Any creative types want to take a stab at "translating" some dramatized chapters of the BOM? The spicier, the better. Maybe we should attack this project like those high-school writing projects where each class member writes a paragraph and passes the story on to the next person so you have a fragmented, disjoint story in the end. Feel free to skip the massive quotes from Isaiah. This has a lot of potential! Thanks for the inspiration, rpm-troll.
|Subject:||Book of Mormon is a Fraud so lets talk about how inspirational it is|
|Date:||Jan 24 10:55|
You may have come to see the problems with saying the BoM is true and literal history of the Native Americans. There may even be a couple of like minds in my own ward. But the Mormon Church is still using this as the basis for Joseph Smith being a "True Prophet" and founding the one and only "True Church." They still teach this to the children. They still corrupt them into saying that they "know beyond a shadow of a doubt that Joseph Smith was a true prophet and that the BoM is the word of God."
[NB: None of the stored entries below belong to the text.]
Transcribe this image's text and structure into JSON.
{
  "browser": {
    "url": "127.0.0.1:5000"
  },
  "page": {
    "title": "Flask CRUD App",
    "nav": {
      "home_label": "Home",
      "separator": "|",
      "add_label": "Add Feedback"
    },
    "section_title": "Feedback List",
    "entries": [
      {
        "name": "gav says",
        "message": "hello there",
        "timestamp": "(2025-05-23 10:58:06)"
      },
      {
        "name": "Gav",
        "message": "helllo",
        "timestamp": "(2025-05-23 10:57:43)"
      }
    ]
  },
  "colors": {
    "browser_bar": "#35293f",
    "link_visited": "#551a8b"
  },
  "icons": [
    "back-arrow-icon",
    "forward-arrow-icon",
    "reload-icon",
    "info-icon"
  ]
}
And then they tie them to the church through the "temple covenants" to believing that God will only preserve their family unit through all eternity if they covenant all their time, talents, and money to the Mormon Church.
In my case, the Church then stepped in as a party in our divorce to see to it that I would never, ever, see my children again. They did this through LDS Social Services giving testimony to the Mormon Judge assigned.
Now tell me, just how beneficial would you say Mormonism is in my life?
Please, go to the Pro-Mormon boards and see how many of them want to talk with you on your premise that, while the Book of Mormon is a Fraud, we should look at how inspirational it is and what a good thing Mormoninsm is...
|Subject:||they know there is no real proof, all they ever really say is that reading it will bless|
|Date:||Jan 24 11:02|
|your life, they have no other real claim...that't it. And the questions you pose are similar to what are used in the lesson manuals. They do all that except admit the fiction/fraud part and they won't do that. They won't do that with the Bible either. This is a corporation masquerading as a religion and all they need or want is money with your faith.|
|Subject:||So are you saying that...|
|Date:||Jan 24 11:00|
|people could read the Book of Mormon just as one would read CS Lewis
Or even maybe Lloyd Alexander or the Wrinkle in Time woman's work?
If so, that is hard to do because all of those works were written as fiction. Most of them use characters which we've never met in reality--hobbits, or creatures with large ears and fur that speak--or, in the case of "Wrinkle in Time" there is space and time travel that isn't a reality yet in our world.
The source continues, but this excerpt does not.